I have to start with the main man, Zachary Levi, who played the adult version of “basically” 15-year-old Billy, who emerges after the boy shouts “Shazam!”
One thing I have to hand to DCEU — even back when it was striking out — is the ability to cast the perfect actor for the role. Even in atrocities like “Suicide Squad,” Joker and Harlie Quinn looked as if they had jumped right out of the pages of a comic book.
I may be one of the few who remember Levi’s brief stint in the Marvel Cinematic Universe, but I recall how naturally “breezy” the actor looked in maybe five seconds of screen time that he got. Despite his appearance in that franchise practically being wasted — it’s not often an actor “thanks” a director for unceremoniously killing off his character — his talent was maximized in the role of a man-child that was made for him in the new franchiese.
The film also had great chemistry, with the best one being between Billy and his foster brother, Freddy Freeman (Jack Dylan Grazer). I honestly loved this kid, and the pair of them managed to pull off the film’s best moments.
What was impressive was that none of Billy’s foster siblings — with the exception of Freddy — made much of an impression initially, but the chemistry magically appeared when needed. Some of them looked like stereotypes, and while I cared for none of them initially, I later ended up caring for each one.
That has been one of the biggest improvements of DCEU in its recent works. It had little to no likeable characters in its early films, like “Man of Steel” — Kents were dull and Lois Lane was infuriating.
But the chemistry between Wonder Woman and Steve Trevor was great, and Mera in “Aquaman” managed to leave quite an impression on moviegoers.
“Shazam!” is also easily the funniest film DC has ever made, including unintentionally funny moments in the Adam West Batman movies. It doesn’t just crack jokes all day long, it manages to get you invested in what’s happening thanks to its strong characters.
It also has one of the best and most enjoyable superhero “arrival” sequences out of all superhero films. The way two teenagers go out of their minds with cool superpowers at their disposal was unbelievably fun to watch.
If I were to nitpick, the film at times felt too funny — if there is such a thing. Being constantly interrupted by clever jabs stopped the final showdown from feeling epic.
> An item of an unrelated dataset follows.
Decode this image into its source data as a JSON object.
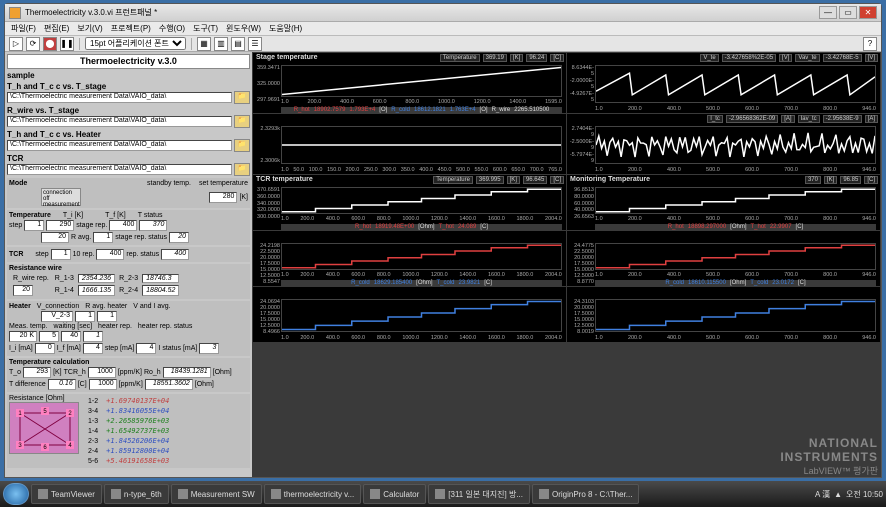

The action was not very impressive. Even accounting for the fact that our hero is still a kid inside, none of the action sequences felt especially big or memorable, which is weird considering Shazam is probably one of the strongest characters in the franchise.
Sandberg is known for his horror films, and I can clearly see how his talent was used in some of the scenes involving demon-like creatures.
But here’s the thing: Throughout the film, it feels like “Shazam!” is targeting a younger audience. However, when the aforementioned creatures show their faces, the scenes are too scary and gory. Sure, the film is rated PG-13, but the sudden tonal shift can feel a bit jarring at times.
While the movie has great characters, none of the adults leave much of an impression. Billy’s foster parents are just generic good people, and Billy’s biological mother’s story arc was a bit too after-school special.
I felt like the villain was weak, too, as he basically has one or two character traits. This was very disappointing, considering that they cast Mark Strong, a guy who can look evil just by showing up.
The structure of the film is also plain and predictable, and the message was pretty obvious.
Despite all this, the film had very strong moments. The value of family, while not really new, still hits you. Good movies don’t necessarily need a message or an epic twist, they can just be good by pulling you into the story with good characters.
It is a little weak on drama, but it is a superhero film, not a drama. The film knows what it is good at, and works with what it has to bring joy to the audience.
Is it a perfect film? Not really, but if you can look past the cheesy costume, I’d say you are in for one heck of a ride that offers plenty of spectacle, wit and heart.
“Shazam!” opens in local theaters Wednesday.